Financial statements are documents that concisely communicate the monetary situation of a business. Different statements describe different areas of the business’s financial situation.
The four key financial statements are:
- The Income Statement
- The Statement of Owner’s Equity
- The Balance Sheet
- Statement of Cash Flow
The income statement describes how much profit a business earns over a period of time. This document shows the amounts for revenue, expenses, and net income or net loss.
The statement of owner’s equity describes all changes in owner’s equity over a period of time. This document shows the amounts for owner’s investments, owner’s withdrawals, net income, and net loss.
The balance sheet describes the financial situation of a business at a given time. This document shows the assets, liabilities and owner’s equity.
The statement of cash flow describes the amount of cash going in and out of the business over a period of time. This document shows the movement of cash in operating, investing, and financing activities.

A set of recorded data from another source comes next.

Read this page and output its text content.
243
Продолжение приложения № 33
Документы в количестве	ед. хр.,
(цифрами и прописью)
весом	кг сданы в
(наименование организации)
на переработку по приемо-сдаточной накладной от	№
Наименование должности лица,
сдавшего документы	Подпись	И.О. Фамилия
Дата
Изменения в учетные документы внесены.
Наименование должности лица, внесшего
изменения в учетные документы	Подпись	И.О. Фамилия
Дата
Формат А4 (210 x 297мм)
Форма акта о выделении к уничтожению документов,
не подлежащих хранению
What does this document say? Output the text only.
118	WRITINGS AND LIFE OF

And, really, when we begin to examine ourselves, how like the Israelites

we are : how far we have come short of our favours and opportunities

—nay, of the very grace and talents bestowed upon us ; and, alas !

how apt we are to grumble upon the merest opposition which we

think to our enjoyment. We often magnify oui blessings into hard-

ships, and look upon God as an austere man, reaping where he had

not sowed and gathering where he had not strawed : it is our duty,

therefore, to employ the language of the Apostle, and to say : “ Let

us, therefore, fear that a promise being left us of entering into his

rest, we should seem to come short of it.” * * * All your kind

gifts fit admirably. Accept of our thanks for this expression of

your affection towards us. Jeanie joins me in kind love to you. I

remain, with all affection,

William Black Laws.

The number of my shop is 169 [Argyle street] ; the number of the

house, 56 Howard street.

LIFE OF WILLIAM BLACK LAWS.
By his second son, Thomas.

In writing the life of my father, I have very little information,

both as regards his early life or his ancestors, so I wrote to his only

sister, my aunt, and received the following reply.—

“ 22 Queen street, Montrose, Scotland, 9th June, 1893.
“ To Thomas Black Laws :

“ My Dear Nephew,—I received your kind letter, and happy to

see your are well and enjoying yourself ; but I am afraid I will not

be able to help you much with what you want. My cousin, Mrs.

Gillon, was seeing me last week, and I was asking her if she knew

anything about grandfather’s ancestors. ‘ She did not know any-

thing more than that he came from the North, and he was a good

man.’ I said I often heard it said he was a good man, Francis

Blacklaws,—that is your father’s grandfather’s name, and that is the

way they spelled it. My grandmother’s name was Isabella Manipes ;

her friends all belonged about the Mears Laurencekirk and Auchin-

Financial statements are important as communication tools. They report on a business’s financial situation from different perspectives. Many people depend on these reports, such as banks, partners, investors, suppliers, managers, customers, shareholders, and board of directors.Financial statement analysis involves using these financial statements along with other relevant information to make various decisions. For example, an investor will perform financial statement analysis to analyse whether it’s a good investment. Similarly, a bank will analyse the financial position of a firm to understand their financial requirements and payback capacity.